C++ Logo

sg16

Advanced search

Re: [SG16] Agenda for the 2021-10-06 SG16 telecon

From: Corentin Jabot <corentinjabot_at_[hidden]>
Date: Wed, 6 Oct 2021 15:23:24 +0200
On Wed, Oct 6, 2021 at 2:49 PM Jens Maurer via SG16 <sg16_at_[hidden]>
wrote:

> On 06/10/2021 13.24, Peter Brett wrote:
> > Well, don't keep us in suspense, Jens.
> >
> > What *does* ISO 10646 define as the UTF-16 encoding scheme?
>
> BOM galore, default is big-endian:
>
>
> 11.5 UTF-16
>
> The UTF-16 encoding scheme serializes a UTF-16 code unit sequence by
> ordering octets in a way that either the
> less significant octet precedes or follows the more significant octet.
> In the UTF-16 encoding scheme, the initial signature read as <FE FF>
> indicates that the more significant octet
> precedes the less significant octet, and <FF FE> the reverse. The
> signature is not part of the textual data.
> In the absence of signature, the octet order of the UTF-16 encoding scheme
> is that the more significant octet
> precedes the less significant octet.
>

Context matters, Jens.

The endianness of encodings is conveyed by the platform.
BOMS are irrelevant in the scenarios of wide_literal and wide_environment.
The distinction between encoding form and encoding scheme is also
irrelevant.
We can call them either way as long as we understand that the endianness is
not part of text_encoding's invariant.
In any case, the distinction is not useful to users in the scenario of
wide_literal/wide_environment, there are more suited
apis to deal with endianness. If you wanted to communicate a text_encoding
object, then (and only then) would the distinction
become useful - and you would have to use UTF16-LE or transmit/store
endianness information encoding objects along the text_encoding.

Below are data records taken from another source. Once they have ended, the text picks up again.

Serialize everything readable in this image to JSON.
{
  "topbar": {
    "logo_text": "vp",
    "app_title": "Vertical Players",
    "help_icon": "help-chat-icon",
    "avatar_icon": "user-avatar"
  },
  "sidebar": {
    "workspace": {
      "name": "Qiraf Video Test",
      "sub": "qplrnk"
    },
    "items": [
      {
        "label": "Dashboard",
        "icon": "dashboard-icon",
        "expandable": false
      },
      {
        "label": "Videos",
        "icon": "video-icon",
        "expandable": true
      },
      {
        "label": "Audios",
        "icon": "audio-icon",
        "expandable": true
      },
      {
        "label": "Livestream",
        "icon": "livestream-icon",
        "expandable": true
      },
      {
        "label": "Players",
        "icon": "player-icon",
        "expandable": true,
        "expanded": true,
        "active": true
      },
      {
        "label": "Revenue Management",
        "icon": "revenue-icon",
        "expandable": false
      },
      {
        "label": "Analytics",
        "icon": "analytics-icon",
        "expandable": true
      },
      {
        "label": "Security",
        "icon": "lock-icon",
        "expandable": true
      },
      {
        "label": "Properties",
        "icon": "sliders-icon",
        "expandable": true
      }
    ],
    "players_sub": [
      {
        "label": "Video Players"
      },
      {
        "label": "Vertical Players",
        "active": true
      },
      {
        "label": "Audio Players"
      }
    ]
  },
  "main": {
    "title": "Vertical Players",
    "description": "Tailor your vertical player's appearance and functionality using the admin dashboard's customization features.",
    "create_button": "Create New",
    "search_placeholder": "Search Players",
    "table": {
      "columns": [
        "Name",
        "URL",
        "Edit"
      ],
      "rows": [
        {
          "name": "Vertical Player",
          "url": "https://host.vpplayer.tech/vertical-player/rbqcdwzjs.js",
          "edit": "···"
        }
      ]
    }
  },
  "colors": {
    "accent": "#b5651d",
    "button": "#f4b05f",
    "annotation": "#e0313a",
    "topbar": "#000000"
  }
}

An hypothetical system where the environment encoding would not use the
same endianness as the rest of the environment could want to specify
UTF-16LE/BE. For example. or return unknown for user encodings.

We are not dealing with arbitrary data, nor streams, nor networks here.
We are also not trying to describe any possible hypothetical scenario,
merely to label known scenarios in a way that is useful for users.

Unicode says this
> The UTF-16 encoding scheme may or may not begin with a BOM. However, when
there is no BOM, and *in the absence of a higher-level protocol *the byte
order of the UTF-16 encoding scheme is big-endian.

There is a higher level protocol here: The C++ abstract machine.
So, implementations should return UTF16 (the assumption being that is less
surprising to users), but can return UTF16LE/BE.
To disagree with that one should have to prove that making the distinction
is more useful to developers of portable applications.

I don't care terribly (most utf-16 environments are LE), as long as we make
up our mind, but I'm not sure there is much value in spending so much time
on this.
But please, keep in mind the context, IANA has to deal with data exchange
over the network, so does ISO 10646 and Unicode. We don't.



>
>
> Jens
> --
> SG16 mailing list
> SG16_at_[hidden]
> https://lists.isocpp.org/mailman/listinfo.cgi/sg16
>

Received on 2021-10-06 08:23:40